One is momentum - giving things residual motion when you release them from a drag. This is simply about remembering the velocity of a thing when the user releases it, then applying that velocity to the object every frame and also reducing the velocity every frame by some amount. How you reduce velocity every frame is what you experiment with to get the feel right.
The other thing is ease-in and ease-out animation. This is about smoothly accelerating/decelerating objects when you move them between two positions, instead of just linearly interpolating. You do this by simply feeding your 'time' value through a sigmoid function before you use it to interpolate an object between two positions. One such function is
smoothstep(t) = 3*t*t - 2*t*t*t [0 <= t <= 1]
This gives you both ease-in and ease-out behaviour. However, you'll more commonly see only ease-out used in GUIs. That is, objects start moving snappily, then slow to a halt at their final position. To achieve that you just use the right half of the curve, ie.
smoothstep_eo(t) = 2*smoothstep((t+1)/2) - 1
Mike F's got it: you apply a time-position function to calculate the position of an object with respect to time (don't muck around with velocity; it's only useful when you're trying to figure out what algorithm you want to use.)
Robert Penner's easing equations and demo are superb; like the jQuery demo, they demonstrate visually what the easing looks like, but they also give you a position time graph to give you an idea of the equation behind it.
What you are looking for is interpolation. Roughly speaking, there are functions that vary from 0 to 1 and when scaled and translated create nice looking movement. This is quite often used in Flash and there are tons of examples: (NOTE: in Flash interpolation has picked up the name "tweening" and the most popular type of interpolation is known as "easing".)
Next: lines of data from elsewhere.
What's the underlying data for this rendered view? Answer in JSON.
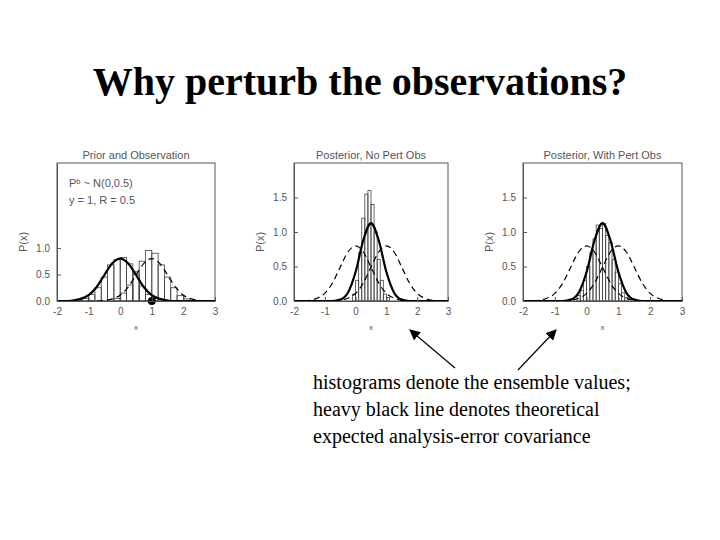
{
  "title": "Why perturb the observations?",
  "caption": [
    "histograms denote the ensemble values;",
    "heavy black line denotes theoretical",
    "expected analysis-error covariance"
  ],
  "chart_data": [
    {
      "type": "histogram",
      "title": "Prior and Observation",
      "x_label": "x",
      "y_label": "P(x)",
      "annotations": [
        "Pᵇ ~ N(0,0.5)",
        "y = 1, R = 0.5"
      ],
      "xlim": [
        -2,
        3
      ],
      "xticks": [
        -2,
        -1,
        0,
        1,
        2,
        3
      ],
      "ylim": [
        0,
        2.6
      ],
      "yticks": [
        {
          "value": 0,
          "label": "0.0"
        },
        0.5,
        {
          "value": 1,
          "label": "1.0"
        }
      ],
      "series": [
        {
          "type": "histogram",
          "color": "#ffffff",
          "bins": [
            -1.2,
            -1.0,
            -0.8,
            -0.6,
            -0.4,
            -0.2,
            0,
            0.2,
            0.4,
            0.6,
            0.8,
            1.0,
            1.2
          ],
          "values": [
            0.05,
            0.12,
            0.25,
            0.45,
            0.68,
            0.78,
            0.82,
            0.7,
            0.5,
            0.28,
            0.12,
            0.05
          ]
        },
        {
          "type": "histogram",
          "color": "#ffffff",
          "bins": [
            -0.2,
            0,
            0.2,
            0.4,
            0.6,
            0.8,
            1.0,
            1.2,
            1.4,
            1.6,
            1.8,
            2.0,
            2.2
          ],
          "values": [
            0.05,
            0.15,
            0.3,
            0.55,
            0.75,
            0.95,
            0.9,
            0.68,
            0.45,
            0.25,
            0.1,
            0.04
          ]
        },
        {
          "type": "line",
          "color": "#000000",
          "line_style": "solid",
          "x": [
            -2,
            -1.75,
            -1.5,
            -1.25,
            -1,
            -0.75,
            -0.5,
            -0.25,
            0,
            0.25,
            0.5,
            0.75,
            1,
            1.25,
            1.5,
            1.75,
            2,
            2.25,
            2.5,
            2.75,
            3
          ],
          "values": [
            0,
            0,
            0.01,
            0.04,
            0.11,
            0.26,
            0.49,
            0.71,
            0.8,
            0.71,
            0.49,
            0.26,
            0.11,
            0.04,
            0.01,
            0,
            0,
            0,
            0,
            0,
            0
          ]
        },
        {
          "type": "line",
          "color": "#000000",
          "line_style": "dashed",
          "x": [
            -2,
            -1.75,
            -1.5,
            -1.25,
            -1,
            -0.75,
            -0.5,
            -0.25,
            0,
            0.25,
            0.5,
            0.75,
            1,
            1.25,
            1.5,
            1.75,
            2,
            2.25,
            2.5,
            2.75,
            3
          ],
          "values": [
            0,
            0,
            0,
            0,
            0,
            0,
            0.01,
            0.04,
            0.11,
            0.26,
            0.49,
            0.71,
            0.8,
            0.71,
            0.49,
            0.26,
            0.11,
            0.04,
            0.01,
            0,
            0
          ]
        },
        {
          "type": "scatter",
          "color": "#000000",
          "marker": "circle",
          "x": [
            1
          ],
          "values": [
            0
          ]
        }
      ]
    },
    {
      "type": "histogram",
      "title": "Posterior, No Pert Obs",
      "x_label": "x",
      "y_label": "P(x)",
      "xlim": [
        -2,
        3
      ],
      "xticks": [
        -2,
        -1,
        0,
        1,
        2,
        3
      ],
      "ylim": [
        0,
        2
      ],
      "yticks": [
        {
          "value": 0,
          "label": "0.0"
        },
        0.5,
        {
          "value": 1,
          "label": "1.0"
        },
        1.5
      ],
      "series": [
        {
          "type": "histogram",
          "color": "#ffffff",
          "bins": [
            -0.1,
            0,
            0.1,
            0.2,
            0.3,
            0.4,
            0.5,
            0.6,
            0.7,
            0.8,
            0.9,
            1.0,
            1.1
          ],
          "values": [
            0.1,
            0.3,
            0.7,
            1.2,
            1.55,
            1.6,
            1.4,
            1.0,
            0.6,
            0.3,
            0.1,
            0.05
          ]
        },
        {
          "type": "line",
          "color": "#000000",
          "line_style": "dashed",
          "x": [
            -2,
            -1.75,
            -1.5,
            -1.25,
            -1,
            -0.75,
            -0.5,
            -0.25,
            0,
            0.25,
            0.5,
            0.75,
            1,
            1.25,
            1.5,
            1.75,
            2,
            2.25,
            2.5,
            2.75,
            3
          ],
          "values": [
            0,
            0,
            0.01,
            0.04,
            0.11,
            0.26,
            0.49,
            0.71,
            0.8,
            0.71,
            0.49,
            0.26,
            0.11,
            0.04,
            0.01,
            0,
            0,
            0,
            0,
            0,
            0
          ]
        },
        {
          "type": "line",
          "color": "#000000",
          "line_style": "dashed",
          "x": [
            -2,
            -1.75,
            -1.5,
            -1.25,
            -1,
            -0.75,
            -0.5,
            -0.25,
            0,
            0.25,
            0.5,
            0.75,
            1,
            1.25,
            1.5,
            1.75,
            2,
            2.25,
            2.5,
            2.75,
            3
          ],
          "values": [
            0,
            0,
            0,
            0,
            0,
            0,
            0.01,
            0.04,
            0.11,
            0.26,
            0.49,
            0.71,
            0.8,
            0.71,
            0.49,
            0.26,
            0.11,
            0.04,
            0.01,
            0,
            0
          ]
        },
        {
          "type": "line",
          "color": "#000000",
          "line_style": "solid",
          "x": [
            -2,
            -1.75,
            -1.5,
            -1.25,
            -1,
            -0.75,
            -0.5,
            -0.25,
            0,
            0.25,
            0.5,
            0.75,
            1,
            1.25,
            1.5,
            1.75,
            2,
            2.25,
            2.5,
            2.75,
            3
          ],
          "values": [
            0,
            0,
            0,
            0,
            0,
            0,
            0.02,
            0.12,
            0.42,
            0.88,
            1.13,
            0.88,
            0.42,
            0.12,
            0.02,
            0,
            0,
            0,
            0,
            0,
            0
          ]
        }
      ]
    },
    {
      "type": "histogram",
      "title": "Posterior, With Pert Obs",
      "x_label": "x",
      "y_label": "P(x)",
      "xlim": [
        -2,
        3
      ],
      "xticks": [
        -2,
        -1,
        0,
        1,
        2,
        3
      ],
      "ylim": [
        0,
        2
      ],
      "yticks": [
        {
          "value": 0,
          "label": "0.0"
        },
        0.5,
        {
          "value": 1,
          "label": "1.0"
        },
        1.5
      ],
      "series": [
        {
          "type": "histogram",
          "color": "#ffffff",
          "bins": [
            -0.3,
            -0.2,
            -0.1,
            0,
            0.1,
            0.2,
            0.3,
            0.4,
            0.5,
            0.6,
            0.7,
            0.8,
            0.9,
            1.0,
            1.1,
            1.2,
            1.3
          ],
          "values": [
            0.08,
            0.15,
            0.3,
            0.5,
            0.7,
            0.9,
            1.1,
            1.05,
            1.12,
            0.95,
            0.85,
            0.6,
            0.42,
            0.25,
            0.12,
            0.05
          ]
        },
        {
          "type": "line",
          "color": "#000000",
          "line_style": "dashed",
          "x": [
            -2,
            -1.75,
            -1.5,
            -1.25,
            -1,
            -0.75,
            -0.5,
            -0.25,
            0,
            0.25,
            0.5,
            0.75,
            1,
            1.25,
            1.5,
            1.75,
            2,
            2.25,
            2.5,
            2.75,
            3
          ],
          "values": [
            0,
            0,
            0.01,
            0.04,
            0.11,
            0.26,
            0.49,
            0.71,
            0.8,
            0.71,
            0.49,
            0.26,
            0.11,
            0.04,
            0.01,
            0,
            0,
            0,
            0,
            0,
            0
          ]
        },
        {
          "type": "line",
          "color": "#000000",
          "line_style": "dashed",
          "x": [
            -2,
            -1.75,
            -1.5,
            -1.25,
            -1,
            -0.75,
            -0.5,
            -0.25,
            0,
            0.25,
            0.5,
            0.75,
            1,
            1.25,
            1.5,
            1.75,
            2,
            2.25,
            2.5,
            2.75,
            3
          ],
          "values": [
            0,
            0,
            0,
            0,
            0,
            0,
            0.01,
            0.04,
            0.11,
            0.26,
            0.49,
            0.71,
            0.8,
            0.71,
            0.49,
            0.26,
            0.11,
            0.04,
            0.01,
            0,
            0
          ]
        },
        {
          "type": "line",
          "color": "#000000",
          "line_style": "solid",
          "x": [
            -2,
            -1.75,
            -1.5,
            -1.25,
            -1,
            -0.75,
            -0.5,
            -0.25,
            0,
            0.25,
            0.5,
            0.75,
            1,
            1.25,
            1.5,
            1.75,
            2,
            2.25,
            2.5,
            2.75,
            3
          ],
          "values": [
            0,
            0,
            0,
            0,
            0,
            0,
            0.02,
            0.12,
            0.42,
            0.88,
            1.13,
            0.88,
            0.42,
            0.12,
            0.02,
            0,
            0,
            0,
            0,
            0,
            0
          ]
        }
      ]
    }
  ]
}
Have a look at this to get an intuitive feel for the movement types:
SparkTable: Visualize Easing Equations.
When applied to movement, scaling, rotation an other animations these equations can give a sense of momentum, or friction, or bouncing or elasticity. For an example when applied to animation have a look at Robert Penners easing demo. He is the author of the most popular series of animation functions (I believe Adobe's built in ones are based on his). This type of transition works equally as well on alpha's (for fade in).
There is a bit of method to the usage. easeInOut start slow, speeds up and the slows down. easeOut starts fast and slows down (like friction) and easeIn starts slow and speeds up (like momentum). Depending on the feel you want you choose the appropriate one. Then you choose between Sine, Expo, Quad and so on for the strength of the effect. The others are easy to work out by their names (e.g. Bounce bounces, Back goes a little further then comes back like an elastic).
Here is a link to the equations from the popular Tweener library for AS3. You should be able to rewrite these in JavaScript (or any other language) with little to no trouble.
It's playing with the numbers.. What feels good is good.
I've tried to develop magic formulas myself for years. In the end the ugly hack always felt best. Just make sure you somehow time your animations properly and don't rely on some kind of redraw/refresh rate. These tend to change based on the OS.
Im no expert on this either, but I beleive they are done with quadratic formulas, that, when given the correct parameters, start fast or slow and dramatically increase or decrease towards the end until a certain point is reached.